Especially in this case, if the whole sentence was to be suspended, I consider that the only punishment for 3 very serious offences would be the threat of a term of imprisonment, which in the circumstances cannot be appropriate.
I must add that if what Mr Niu submitted is correct and that, if the appellant does not receive his Prozac medication to keep up his levels of serotonin, he has no control and cannot resist aggressive impulses, it appears to me most important for public safety that he is not released at present.
I am disturbed to hear from the Crown that the appellant still appears to come and go from Hu'atolitoli Prison, almost at will. If that is true, I hope the Superintendent of Prisons will take immediate steps for the safety of the public to ensure that it does not happen again. To this end I shall direct that a copy of this ruling is sent to the Minister of Police. However it is heartening to read the letter dated 27 January from the Superintendent reporting on the change in the appellant's behaviour and his current good conduct in the Prison.
For all these reasons, briefly stated, I therefore consider that this appeal does not have a reasonable prospect of succeeding.
Ground (b) of section 4B(1) is not relevant as the appeal is likely to be heard in July of this year before a substantial portion of the sentence has been served. In relation to ground (c), I am willing to accept that the appellant will surrender to custody, but in view of his history I cannot be sure that if granted bail he would not commit offences while on bail, even under onerous conditions.
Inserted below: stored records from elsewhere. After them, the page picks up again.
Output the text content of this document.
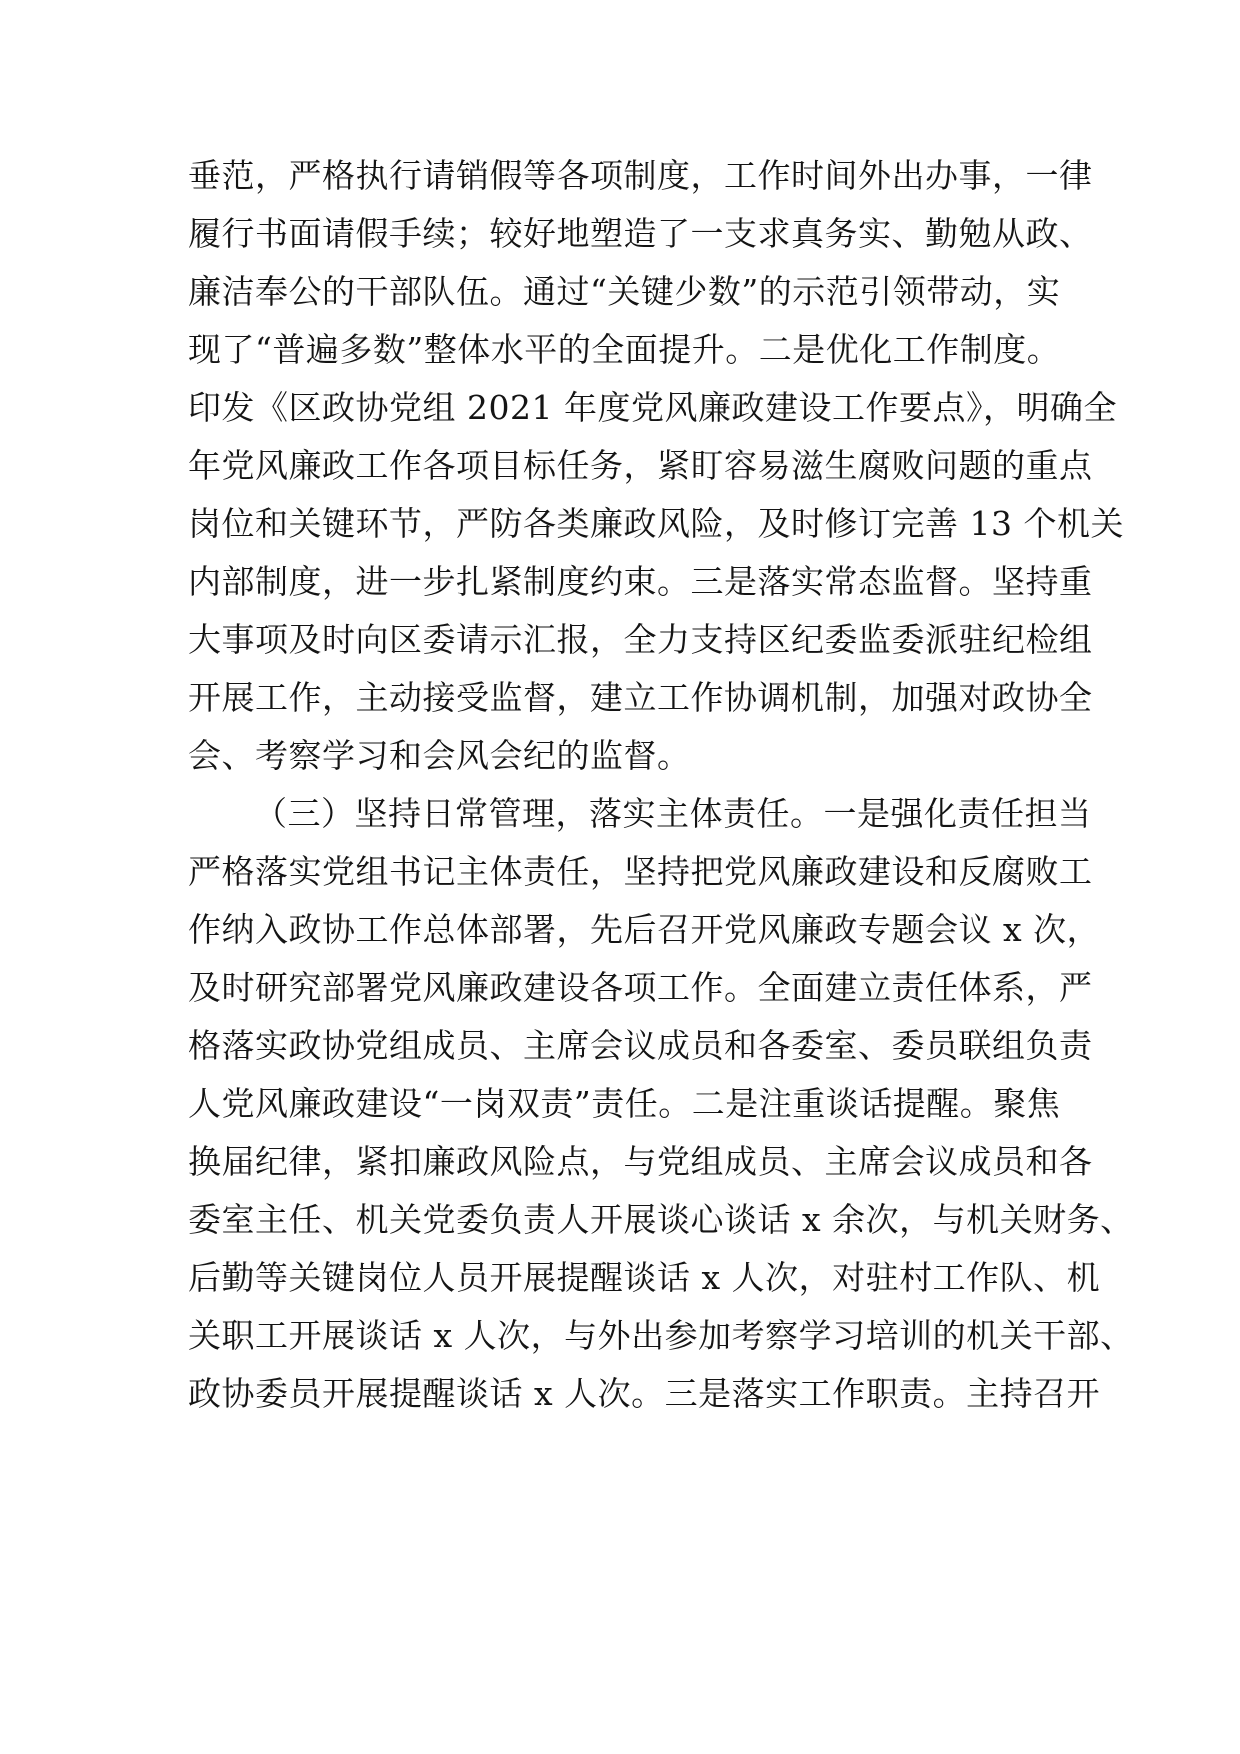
垂范，严格执行请销假等各项制度，工作时间外出办事，一律
履行书面请假手续；较好地塑造了一支求真务实、勤勉从政、
廉洁奉公的干部队伍。通过“关键少数”的示范引领带动，实
现了“普遍多数”整体水平的全面提升。二是优化工作制度。
印发《区政协党组 2021 年度党风廉政建设工作要点》，明确全
年党风廉政工作各项目标任务，紧盯容易滋生腐败问题的重点
岗位和关键环节，严防各类廉政风险，及时修订完善 13 个机关
内部制度，进一步扎紧制度约束。三是落实常态监督。坚持重
大事项及时向区委请示汇报，全力支持区纪委监委派驻纪检组
开展工作，主动接受监督，建立工作协调机制，加强对政协全
会、考察学习和会风会纪的监督。
（三）坚持日常管理，落实主体责任。一是强化责任担当
严格落实党组书记主体责任，坚持把党风廉政建设和反腐败工
作纳入政协工作总体部署，先后召开党风廉政专题会议 x 次，
及时研究部署党风廉政建设各项工作。全面建立责任体系，严
格落实政协党组成员、主席会议成员和各委室、委员联组负责
人党风廉政建设“一岗双责”责任。二是注重谈话提醒。聚焦
换届纪律，紧扣廉政风险点，与党组成员、主席会议成员和各
委室主任、机关党委负责人开展谈心谈话 x 余次，与机关财务、
后勤等关键岗位人员开展提醒谈话 x 人次，对驻村工作队、机
关职工开展谈话 x 人次，与外出参加考察学习培训的机关干部、
政协委员开展提醒谈话 x 人次。三是落实工作职责。主持召开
There is one final point which, being part of the relevant circumstances referred to in section 4B(2), would in any event have overridden these other factors. There is a great difference between being on bail (even on strict conditions) and being on a suspended sentence, as breach of the latter automatically brings into force the whole of the suspended sentence, as well as any punishment for the new offence, and so is a very powerful sanction. But under the Bail Act 1990 the maximum sanction under section 9 appears to be revocation of bail and punishment for the new offence, which has not nearly the same force. It therefore appears completely inappropriate to grant bail to the appellant in these circumstances where the conviction and the length of the sentence is not appealed, but only that the initial part has not been suspended.
I also bear in mind the views on bail pending appeal expressed by the Court of Appeal in Kafoa v R (App No 347,348,743/1996, 20 June 1997, Court of Appeal).
While as I have said I am pleased to have such an excellent report on the appellant from the Superintendent of Prisons and hope he continues that way, for all the above reasons I therefore refuse this application for stay of sentence and bail pending appeal.